Together with “The Farewell”, “La Belle Epoque” was my favourite movie of 2019. It is original, surprising, fun, beautifully executed and manages the rare feat of being both taught-provoking and heart-warming.
This is a complicated but completely and immediately immersive movie. One of the reasons for this is the way the movie is shot. The camera work and the lighting create a lot of the mood of the movie. They go from intense close-ups to rapid action to nostalgic scene-setting to day-to-day storytelling with shifts in colour palette and camera angles that you don’t notice at the time but which signpost and reinforce the content.

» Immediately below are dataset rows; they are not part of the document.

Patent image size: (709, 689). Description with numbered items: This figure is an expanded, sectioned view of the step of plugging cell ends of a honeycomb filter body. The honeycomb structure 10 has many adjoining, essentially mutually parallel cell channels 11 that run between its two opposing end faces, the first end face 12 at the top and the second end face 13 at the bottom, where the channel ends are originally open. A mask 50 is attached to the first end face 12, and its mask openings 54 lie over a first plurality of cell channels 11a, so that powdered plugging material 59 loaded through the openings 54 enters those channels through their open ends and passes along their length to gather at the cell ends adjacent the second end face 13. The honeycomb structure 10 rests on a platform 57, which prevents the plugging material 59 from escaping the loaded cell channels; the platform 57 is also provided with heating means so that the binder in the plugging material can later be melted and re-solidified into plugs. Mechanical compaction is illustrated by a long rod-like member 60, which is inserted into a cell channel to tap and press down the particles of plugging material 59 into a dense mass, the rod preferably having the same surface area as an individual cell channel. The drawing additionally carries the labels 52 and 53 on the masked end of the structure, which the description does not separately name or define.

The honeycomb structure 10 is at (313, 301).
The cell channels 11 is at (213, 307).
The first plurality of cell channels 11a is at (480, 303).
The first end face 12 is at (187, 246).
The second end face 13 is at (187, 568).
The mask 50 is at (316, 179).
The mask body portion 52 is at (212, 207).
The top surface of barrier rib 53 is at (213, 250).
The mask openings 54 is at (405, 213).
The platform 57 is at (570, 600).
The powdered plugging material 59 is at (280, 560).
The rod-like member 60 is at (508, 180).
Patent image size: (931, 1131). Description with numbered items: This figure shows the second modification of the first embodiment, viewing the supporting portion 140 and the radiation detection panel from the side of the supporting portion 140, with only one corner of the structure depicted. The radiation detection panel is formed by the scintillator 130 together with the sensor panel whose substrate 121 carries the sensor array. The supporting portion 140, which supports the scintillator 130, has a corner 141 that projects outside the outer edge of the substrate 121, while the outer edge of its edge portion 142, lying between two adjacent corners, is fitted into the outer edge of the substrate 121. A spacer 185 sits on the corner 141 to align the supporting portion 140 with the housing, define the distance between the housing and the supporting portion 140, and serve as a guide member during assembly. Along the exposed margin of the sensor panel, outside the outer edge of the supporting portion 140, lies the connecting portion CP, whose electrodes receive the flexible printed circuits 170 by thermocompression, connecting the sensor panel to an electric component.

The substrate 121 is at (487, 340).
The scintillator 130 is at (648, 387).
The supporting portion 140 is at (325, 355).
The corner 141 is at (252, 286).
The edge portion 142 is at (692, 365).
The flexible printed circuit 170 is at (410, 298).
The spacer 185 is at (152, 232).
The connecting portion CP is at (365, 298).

For example, the opening scene is shot in candlelight but with tight close-ups that explode into action as things get bloody. We’re right there in “Black Mirror” land. Then the shot pulls back and we see that we’ve been watching a movie on an iPad and now we’re in a chic modern restaurant where the older guy, watching the movie, is looking confused. At the other end of the table, his wife and his son are quietly predicting what his reaction to what he’s seen will be. The transition is seamless and startling. It told me that, like the old guy watching the iPad, I had no idea what kind of movie this was going to be and all my assumptions were likely to be wrong. It also told me that, whatever kind of movie it was, it was going to be well-done.
The movie is… well, many things. I think if you sampled a movie-goers leaving a screening you’d get a wide variety of tags for “La Belle Epoque”, comedy, edgy avant-garde satire, feel-good rom-com, an exploration of the nature of memory, a celebration of engagement with life, a warning about how modern technology mixes the fake and the real and plays on our desires for a remembered past to create a consensual faux-reality.
It’s all those things and it does them all well.
It’s the story of a man whose marriage has stagnated because he’s no longer taking part in it. A man who has given up on his passion and is alienated by the all-pervasive digital technology around him that he doesn’t understand or value and which he thinks have put him out of his job as a political cartoonist. His rich, techno-savvy, Tesla-driving, seeking-distraction-with-an-affair-with-a-boring-man wife, tries to rescue him by arranging an opportunity for him to take part in the latest indulgence for the rich: a custom-built recreation of a point in the past where they can be any character they want to be. The “experience” includes full sets, actors in costume and a storyline to match the client’s fantasy.
The crux of the movie is that, when faced with this opportunity to be anyone at any time, our hero wants to be his eighteen-year-old self on the night he first met the woman who was to be his wife in a café in Paris called La Belle Epoque.
What follows is a wonderfully nuanced and compassionate look at memory and love and identity, articulated by layers of storytelling, playacting and self-deceit that lead, in the end, to something real and authentic.
It’s a film filled with humour and romance as well as regret and loss and forgiveness. It’s a movie for grown-ups. I highly recommend it to you.